When the baseball union was on its schedule of periodic work stoppages, the fans would always blame Marvin Miller (followed by Don Fehr) for the disruptions. I think that was based, at least in part, on the false premise that these young men were simply playing a child's game that any one of the fans could play. As John Fogarty sang: "Put me in coach, I'm ready to play today." Not only were they making millions (at least after free agency arrived in 1976), but they were doing so performing a skill every fan thought he had. On the other hand, no fan had the skill or resources to own a club. (This wrongly assumed that owners actually bought the clubs with their own money rather than with resources borrowed from a bank.)
Of course, fans cannot play Major League baseball. If they could, clubs would sign them in a second at a rate of pay more favorable to management. Hitting a curve ball during the 1/1,000th of a second when a bat strikes the ball is one of the hardest things to do in life. A fast ball reaches the plate in about 0.4 seconds. Try that sometime. Nonetheless, the fans were convinced the players were just overpaid prima donnas.

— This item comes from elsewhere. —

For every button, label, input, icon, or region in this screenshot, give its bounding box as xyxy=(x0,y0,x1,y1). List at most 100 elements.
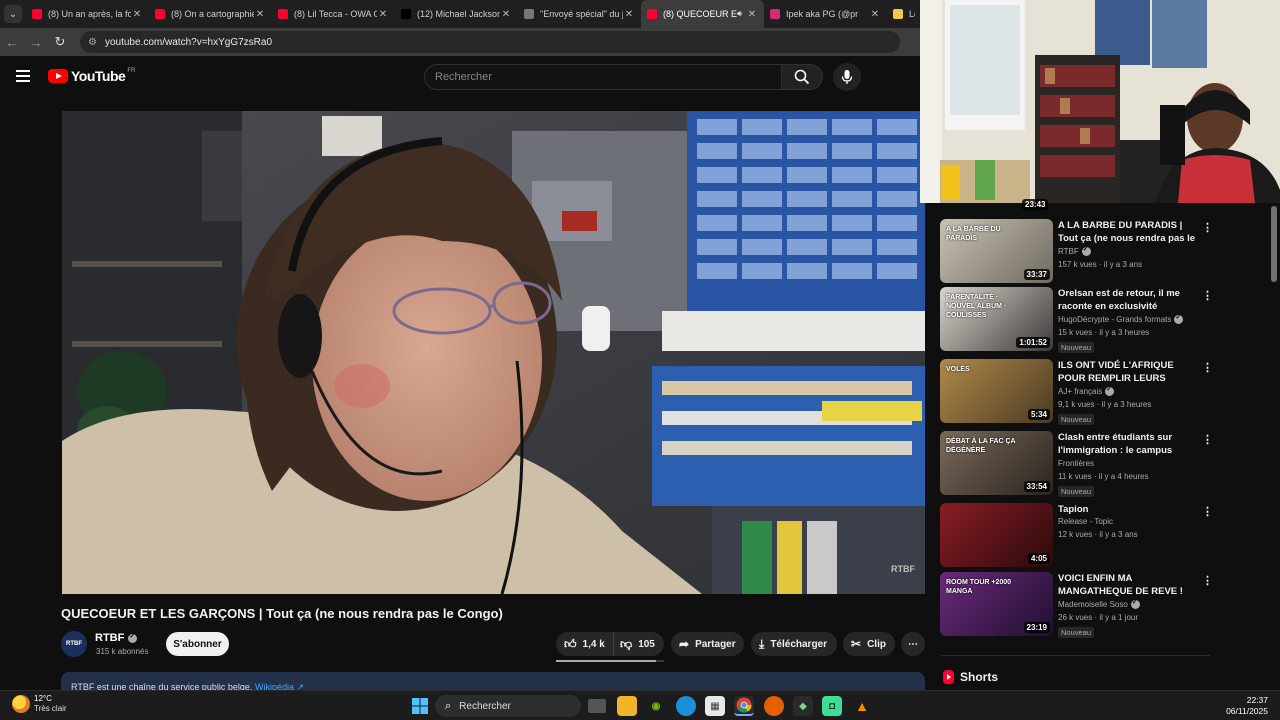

No one thinks they can play NFL football. The speed and size of the players make that prospect unappealing to say the least. The belated attention to concussions and life-long disabilities has sensitized the public to what these men go through for our entertainment. Recognizing that the average NFL football career is about three seasons may make the fans more likely to recognize that they have to get it while they can. An owner's work life, on the other hand, is much longer and much more lucrative.
As we move towards the fourth quarter of collective bargaining in football, it will still be hard for fans to blame the owners for being greedy. We still have images of a splendid Super Bowl dancing in our dreams. Management does have a terrific chief negotiator at the table, Jeff Pash, the long-time General Counsel of the League. He will push hard, but he too is a realistic bargainer. I stand by my prediction that we will not lose any meaningful games as a result of this tete-a-tete. If we do, then we should blame both sides for "bad bargaining" and penalize them 15 yards and loss of down.